By far the most common form of change agent is the SOLUTION GIVER. Most of us at one time or another feel that we have the best answer to someone else's problem and a Jot of the time we are probably right! We also often think that we know how to get our solution communicated to the client, and on that we are almost always wrong. Clients can be notoriously obstinate, especially when they think someone is trying to "sell" them something.
Some of the things would-be solution givers need to know they can probably get from advertising executives and other experts in the art of selling, but there are some other things that this Guide would like to get across to the solution giver.

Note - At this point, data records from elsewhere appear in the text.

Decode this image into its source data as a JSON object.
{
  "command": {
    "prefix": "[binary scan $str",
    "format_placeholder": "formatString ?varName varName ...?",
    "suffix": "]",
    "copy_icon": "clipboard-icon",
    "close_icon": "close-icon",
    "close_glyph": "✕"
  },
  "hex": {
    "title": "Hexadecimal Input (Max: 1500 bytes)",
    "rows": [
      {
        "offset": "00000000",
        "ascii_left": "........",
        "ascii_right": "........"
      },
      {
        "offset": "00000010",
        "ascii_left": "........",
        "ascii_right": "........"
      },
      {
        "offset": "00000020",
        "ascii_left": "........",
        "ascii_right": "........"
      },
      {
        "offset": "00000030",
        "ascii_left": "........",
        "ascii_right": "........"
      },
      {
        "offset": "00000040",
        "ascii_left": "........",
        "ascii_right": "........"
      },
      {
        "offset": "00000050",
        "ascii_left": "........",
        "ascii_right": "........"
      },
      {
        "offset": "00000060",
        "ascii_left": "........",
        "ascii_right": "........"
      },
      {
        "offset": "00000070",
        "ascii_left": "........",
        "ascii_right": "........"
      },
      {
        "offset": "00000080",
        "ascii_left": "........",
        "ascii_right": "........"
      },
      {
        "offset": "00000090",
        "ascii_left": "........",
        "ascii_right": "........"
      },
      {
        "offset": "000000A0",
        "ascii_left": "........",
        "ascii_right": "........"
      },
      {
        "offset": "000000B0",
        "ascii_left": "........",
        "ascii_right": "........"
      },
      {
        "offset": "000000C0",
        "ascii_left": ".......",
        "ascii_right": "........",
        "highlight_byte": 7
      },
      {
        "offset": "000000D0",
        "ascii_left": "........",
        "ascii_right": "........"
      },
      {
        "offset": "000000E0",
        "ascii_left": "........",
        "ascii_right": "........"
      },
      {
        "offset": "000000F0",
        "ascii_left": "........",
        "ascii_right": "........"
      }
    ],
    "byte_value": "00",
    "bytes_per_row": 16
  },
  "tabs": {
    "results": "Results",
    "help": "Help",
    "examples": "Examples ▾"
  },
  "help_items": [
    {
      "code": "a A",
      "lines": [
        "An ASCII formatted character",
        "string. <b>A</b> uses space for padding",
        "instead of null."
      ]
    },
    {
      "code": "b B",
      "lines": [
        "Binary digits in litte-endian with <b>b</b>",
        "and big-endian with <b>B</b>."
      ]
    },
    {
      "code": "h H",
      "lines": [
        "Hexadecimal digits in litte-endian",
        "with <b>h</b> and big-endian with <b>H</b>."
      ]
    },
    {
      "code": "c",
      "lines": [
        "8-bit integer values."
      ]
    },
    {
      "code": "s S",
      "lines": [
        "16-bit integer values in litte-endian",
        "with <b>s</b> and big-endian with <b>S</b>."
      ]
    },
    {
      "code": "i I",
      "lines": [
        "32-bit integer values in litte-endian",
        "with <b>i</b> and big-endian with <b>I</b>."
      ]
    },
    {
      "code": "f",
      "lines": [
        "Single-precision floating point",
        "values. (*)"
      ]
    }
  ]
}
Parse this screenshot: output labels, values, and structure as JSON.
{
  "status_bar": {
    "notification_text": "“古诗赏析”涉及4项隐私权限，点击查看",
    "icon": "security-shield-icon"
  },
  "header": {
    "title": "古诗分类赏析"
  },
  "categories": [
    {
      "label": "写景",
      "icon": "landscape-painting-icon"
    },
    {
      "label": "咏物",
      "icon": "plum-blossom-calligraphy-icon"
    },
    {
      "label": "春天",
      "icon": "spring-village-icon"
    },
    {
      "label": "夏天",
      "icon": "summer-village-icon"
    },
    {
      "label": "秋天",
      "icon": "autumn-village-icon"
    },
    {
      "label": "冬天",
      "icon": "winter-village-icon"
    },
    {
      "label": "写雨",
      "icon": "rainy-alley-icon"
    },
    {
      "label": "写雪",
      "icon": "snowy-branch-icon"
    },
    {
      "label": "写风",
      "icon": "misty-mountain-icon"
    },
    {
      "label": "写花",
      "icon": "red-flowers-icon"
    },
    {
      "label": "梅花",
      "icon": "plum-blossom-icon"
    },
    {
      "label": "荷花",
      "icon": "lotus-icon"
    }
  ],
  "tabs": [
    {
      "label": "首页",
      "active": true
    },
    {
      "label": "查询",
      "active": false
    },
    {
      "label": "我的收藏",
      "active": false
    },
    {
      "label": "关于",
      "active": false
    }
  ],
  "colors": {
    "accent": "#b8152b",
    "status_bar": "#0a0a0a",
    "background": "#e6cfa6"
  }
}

Among these are the following:
- Don't ignore the real needs of the client system, and make a sincere effort to find out what their needs are before you decide they need what you've got (see Stage 3).
- Do what you can to adapt innovations so that they are maximally relevant and beneficial for particular clients (see Stage 5).
- Have more than one solution to offer and think flexibly and diversely about the number of ways you might be helpful as a "resourcer" (again, see Stage 5).
- Try to provide help for a client beyond the point of "adoption" so that they can use and continue to use the innovation to best advantage (see Stage 7).
- Help a client to be a good judge of innovations, yours included, so that they can evaluate and decide for themselves when one should be adopted and another discarded. In the short run this may work to your disadvantage, but in the long run it will build trust between you and clients so that they will listen when you have a good solution (see Stages 2 and 7).
- Try to build an open and authentic relationship with your would-be client. Without encounter, dialogue, and knowledge-sharing, neither you nor your client can know your actual helping potential for each other.
- Finally, try to make yourself more than a solution giver by becoming a resource linker.